需要说明的是,本发明实例的操作对象是已经训练收敛的深度神经网络的特征层,其中特征层是由卷积层和激活层(或可描述为激活函数、非线性层)两部分组合而成,或是由卷积层、BatchNorm层(归一化层)和激活层三部分组合而成,如图2所示。对于网络的类型及模块,包括但不限于卷积层,批归一化层,激活层,全连接层,Resnet模块。在深度神经网络框架中,特征层的内部结构示意图如图3所示,第i个特征层为Li,第i个特征层的卷积核为Wi,卷积核Wi对应的偏置为Bi。本发明只对后面还有储存参数的层(特征层/全连接层)的特征层进行计算,比如图4(a)中除最后一个特征层之外的其它特征层,而不对后面没有储存参数的层的特征层进行计算,比如图4(b)中的特征层,即若特征层后面只有池化层、归一化层、激活层或softmax层,则不对这种特征层进行操作。It should be noted that the operation object of the example of the present invention is the feature layer of the deep neural network that has been trained and converged, wherein the feature layer is a combination of the convolution layer and the activation layer (or can be described as an activation function, a nonlinear layer) two parts.

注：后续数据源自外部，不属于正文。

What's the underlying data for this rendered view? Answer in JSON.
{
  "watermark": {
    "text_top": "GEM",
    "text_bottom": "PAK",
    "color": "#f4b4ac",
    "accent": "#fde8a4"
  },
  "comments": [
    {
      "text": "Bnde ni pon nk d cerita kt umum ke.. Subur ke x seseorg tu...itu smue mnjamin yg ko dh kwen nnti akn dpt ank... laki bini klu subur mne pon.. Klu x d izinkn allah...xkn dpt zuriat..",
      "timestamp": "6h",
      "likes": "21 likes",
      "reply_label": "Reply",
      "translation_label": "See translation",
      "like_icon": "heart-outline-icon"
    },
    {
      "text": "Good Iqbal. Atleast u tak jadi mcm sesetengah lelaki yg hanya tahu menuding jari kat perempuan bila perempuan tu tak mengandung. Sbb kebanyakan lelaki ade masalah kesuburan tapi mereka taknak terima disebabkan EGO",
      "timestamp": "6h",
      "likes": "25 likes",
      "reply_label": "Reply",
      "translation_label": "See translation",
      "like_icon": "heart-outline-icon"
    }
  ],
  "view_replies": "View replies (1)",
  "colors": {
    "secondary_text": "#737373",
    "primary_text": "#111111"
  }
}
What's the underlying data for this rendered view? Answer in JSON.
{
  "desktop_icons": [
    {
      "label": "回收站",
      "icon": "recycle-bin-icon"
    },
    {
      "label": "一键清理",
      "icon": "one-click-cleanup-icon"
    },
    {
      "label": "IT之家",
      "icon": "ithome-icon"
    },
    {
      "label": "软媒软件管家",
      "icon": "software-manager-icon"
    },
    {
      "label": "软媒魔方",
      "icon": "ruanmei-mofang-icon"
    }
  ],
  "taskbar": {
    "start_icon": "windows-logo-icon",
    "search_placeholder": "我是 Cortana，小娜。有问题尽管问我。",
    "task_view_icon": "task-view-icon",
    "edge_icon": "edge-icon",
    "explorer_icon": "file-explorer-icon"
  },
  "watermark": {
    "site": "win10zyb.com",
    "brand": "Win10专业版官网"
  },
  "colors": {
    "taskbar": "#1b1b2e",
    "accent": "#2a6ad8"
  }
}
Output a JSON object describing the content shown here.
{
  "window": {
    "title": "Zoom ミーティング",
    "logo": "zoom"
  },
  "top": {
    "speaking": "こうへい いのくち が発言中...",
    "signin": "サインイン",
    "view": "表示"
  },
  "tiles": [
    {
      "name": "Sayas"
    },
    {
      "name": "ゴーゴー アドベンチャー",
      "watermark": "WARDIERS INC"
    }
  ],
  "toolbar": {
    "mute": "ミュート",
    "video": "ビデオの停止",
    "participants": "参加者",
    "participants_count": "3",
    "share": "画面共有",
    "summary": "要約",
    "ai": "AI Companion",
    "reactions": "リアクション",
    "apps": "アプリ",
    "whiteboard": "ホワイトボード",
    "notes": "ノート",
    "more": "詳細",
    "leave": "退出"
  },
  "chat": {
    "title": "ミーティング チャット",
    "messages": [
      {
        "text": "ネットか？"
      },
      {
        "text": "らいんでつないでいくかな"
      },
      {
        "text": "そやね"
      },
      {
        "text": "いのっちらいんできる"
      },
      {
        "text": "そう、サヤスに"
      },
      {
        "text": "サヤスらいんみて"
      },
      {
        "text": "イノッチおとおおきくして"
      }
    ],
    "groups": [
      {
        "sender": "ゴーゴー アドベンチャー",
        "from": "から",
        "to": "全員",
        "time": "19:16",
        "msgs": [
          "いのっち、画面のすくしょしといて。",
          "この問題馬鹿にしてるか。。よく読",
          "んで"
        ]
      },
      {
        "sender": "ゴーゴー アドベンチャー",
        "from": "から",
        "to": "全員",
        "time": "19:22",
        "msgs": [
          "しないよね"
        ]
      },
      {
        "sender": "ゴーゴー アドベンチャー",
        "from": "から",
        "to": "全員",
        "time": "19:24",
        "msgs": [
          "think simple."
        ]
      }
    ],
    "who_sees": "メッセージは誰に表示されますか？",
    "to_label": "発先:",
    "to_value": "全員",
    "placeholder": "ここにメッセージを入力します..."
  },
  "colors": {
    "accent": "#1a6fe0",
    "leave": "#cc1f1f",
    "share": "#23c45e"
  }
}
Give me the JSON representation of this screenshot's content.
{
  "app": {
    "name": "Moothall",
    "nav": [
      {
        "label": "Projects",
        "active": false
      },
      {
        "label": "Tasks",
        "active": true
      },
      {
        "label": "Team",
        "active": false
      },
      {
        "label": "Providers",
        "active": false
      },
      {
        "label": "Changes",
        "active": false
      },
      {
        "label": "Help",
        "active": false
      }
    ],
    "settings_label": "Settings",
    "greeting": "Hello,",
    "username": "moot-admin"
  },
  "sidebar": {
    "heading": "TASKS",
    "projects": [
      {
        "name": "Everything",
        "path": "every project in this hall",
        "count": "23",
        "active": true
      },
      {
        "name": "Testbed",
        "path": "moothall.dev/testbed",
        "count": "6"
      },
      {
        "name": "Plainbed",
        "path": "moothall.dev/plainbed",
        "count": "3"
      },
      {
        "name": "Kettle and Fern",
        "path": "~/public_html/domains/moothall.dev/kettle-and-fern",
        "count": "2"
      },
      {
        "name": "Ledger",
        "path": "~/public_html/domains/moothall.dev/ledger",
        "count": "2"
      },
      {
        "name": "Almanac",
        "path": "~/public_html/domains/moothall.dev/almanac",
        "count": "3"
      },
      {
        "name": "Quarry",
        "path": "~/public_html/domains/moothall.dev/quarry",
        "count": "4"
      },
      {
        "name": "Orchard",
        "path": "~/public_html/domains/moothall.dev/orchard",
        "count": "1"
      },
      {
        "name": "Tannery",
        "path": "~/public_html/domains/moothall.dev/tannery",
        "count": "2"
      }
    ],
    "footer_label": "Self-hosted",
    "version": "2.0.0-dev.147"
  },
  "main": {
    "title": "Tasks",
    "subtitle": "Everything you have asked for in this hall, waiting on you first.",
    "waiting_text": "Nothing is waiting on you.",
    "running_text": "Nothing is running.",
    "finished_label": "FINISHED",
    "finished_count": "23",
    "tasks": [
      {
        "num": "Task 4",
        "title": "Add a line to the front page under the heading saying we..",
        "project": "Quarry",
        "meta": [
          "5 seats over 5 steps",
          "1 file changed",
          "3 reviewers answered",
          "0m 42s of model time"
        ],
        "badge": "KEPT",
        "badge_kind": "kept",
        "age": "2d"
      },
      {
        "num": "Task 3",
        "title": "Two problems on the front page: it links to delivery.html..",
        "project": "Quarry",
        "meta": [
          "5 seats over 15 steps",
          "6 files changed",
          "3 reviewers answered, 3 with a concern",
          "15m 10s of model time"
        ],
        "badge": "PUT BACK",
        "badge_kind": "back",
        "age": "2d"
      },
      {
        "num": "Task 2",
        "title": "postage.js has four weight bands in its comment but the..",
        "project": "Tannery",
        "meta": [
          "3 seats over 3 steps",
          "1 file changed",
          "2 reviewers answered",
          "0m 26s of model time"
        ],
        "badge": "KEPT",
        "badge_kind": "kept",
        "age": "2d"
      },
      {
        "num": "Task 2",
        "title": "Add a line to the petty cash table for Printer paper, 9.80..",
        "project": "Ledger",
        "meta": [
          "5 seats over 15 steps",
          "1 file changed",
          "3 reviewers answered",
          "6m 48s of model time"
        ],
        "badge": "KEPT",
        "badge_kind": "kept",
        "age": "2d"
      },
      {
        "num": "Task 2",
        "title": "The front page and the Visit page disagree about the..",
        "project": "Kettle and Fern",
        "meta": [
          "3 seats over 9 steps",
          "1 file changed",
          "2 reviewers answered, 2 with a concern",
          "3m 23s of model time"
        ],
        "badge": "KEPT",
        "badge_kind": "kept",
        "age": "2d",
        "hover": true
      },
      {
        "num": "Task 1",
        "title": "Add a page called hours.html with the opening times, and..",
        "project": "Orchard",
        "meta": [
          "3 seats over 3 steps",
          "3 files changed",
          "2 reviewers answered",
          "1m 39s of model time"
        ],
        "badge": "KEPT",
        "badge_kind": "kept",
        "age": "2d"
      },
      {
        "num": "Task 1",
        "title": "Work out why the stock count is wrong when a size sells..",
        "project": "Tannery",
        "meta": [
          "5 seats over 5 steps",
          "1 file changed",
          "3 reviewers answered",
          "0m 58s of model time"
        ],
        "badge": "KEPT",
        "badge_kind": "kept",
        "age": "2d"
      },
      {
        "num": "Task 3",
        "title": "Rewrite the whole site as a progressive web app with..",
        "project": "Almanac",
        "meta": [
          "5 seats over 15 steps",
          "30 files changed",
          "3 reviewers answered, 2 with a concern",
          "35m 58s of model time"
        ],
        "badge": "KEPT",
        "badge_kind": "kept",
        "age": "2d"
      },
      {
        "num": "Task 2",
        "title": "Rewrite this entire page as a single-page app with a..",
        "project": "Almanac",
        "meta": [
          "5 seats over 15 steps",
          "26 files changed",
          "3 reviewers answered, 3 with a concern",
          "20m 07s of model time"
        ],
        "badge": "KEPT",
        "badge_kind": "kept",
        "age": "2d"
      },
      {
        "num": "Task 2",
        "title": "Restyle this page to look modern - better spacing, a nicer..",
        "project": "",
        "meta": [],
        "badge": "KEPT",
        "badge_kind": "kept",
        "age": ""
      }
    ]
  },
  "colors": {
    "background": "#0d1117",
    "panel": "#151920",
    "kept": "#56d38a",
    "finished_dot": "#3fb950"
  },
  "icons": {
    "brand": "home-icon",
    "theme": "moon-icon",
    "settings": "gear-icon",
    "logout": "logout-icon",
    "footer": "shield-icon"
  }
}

It is composed of three parts: convolution layer, BatchNorm layer (normalization layer) and activation layer, as shown in Figure 2. For network types and modules, including but not limited to convolutional layers, batch normalization layers, activation layers, fully connected layers, and Resnet modules. In the deep neural network framework, the schematic diagram of the internal structure of the feature layer is shown in Figure 3. The ith feature layer is Li, the convolution kernel of the ith feature layer is Wi , and the bias corresponding to the convolution kernel Wi is B i . The present invention only calculates the feature layer of the layer (feature layer/fully connected layer) that has stored parameters in the back, such as other feature layers except the last feature layer in Fig. 4(a), but does not store parameters later. The feature layer of the layer is calculated, such as the feature layer in Figure 4(b), that is, if there is only a pooling layer, a normalization layer, an activation layer or a softmax layer behind the feature layer, this feature layer will not be operated.
在深度神经网络的一个迭代步(epoch)中,样本分不同的批次送入神经网络进行计算。对网络模型中特征图的统计特征,分批次进行特征统计,以下以第i个特征层Li为例进行说明,实现步骤如下:In an iterative step (epoch) of the deep neural network, the samples are sent to the neural network in different batches for calculation. For the statistical features of the feature map in the network model, feature statistics are performed in batches. The following takes the i -th feature layer Li as an example to illustrate, and the implementation steps are as follows:
S31:初始化中间变量。Nsum用来统计已经处理过的样本数量,初始化为0;Nbatch为批次数量,Nbatch=ceil(样本总数/N),N是一个批次中样本的数量,ceil(·)是向上取整函数;nbatch是当前批次的计数,初始化为0;均值和标准差Sikj是标量,k=1,2,…,N,j=1,2,…,Ci,初始化为0;均值矩阵和标准差矩阵S_mi的初始化为大小是(N,Ci)的零矩阵,而均值向量和标准差向量S_vi的初始化为大小是(1,Ci)的零向量,Ci为特征层Li的输出通道数量。S31: Initialize intermediate variables. N sum is used to count the number of samples that have been processed, initialized to 0; N batch is the number of batches, N batch = ceil (total number of samples/N), N is the number of samples in a batch, ceil( ) is upward Rounding function; n batch is the count of the current batch, initialized to 0; mean and standard deviation S ikj are scalars, k = 1, 2, ..., N, j = 1, 2, ..., C i , initialized to 0; mean matrix and the standard deviation matrix S_m i is initialized as a zero matrix of size (N, C i ), while the mean vector The sum standard deviation vector S_v i is initialized as a zero vector of size (1, C i ), where C i is the number of output channels of the feature layer Li .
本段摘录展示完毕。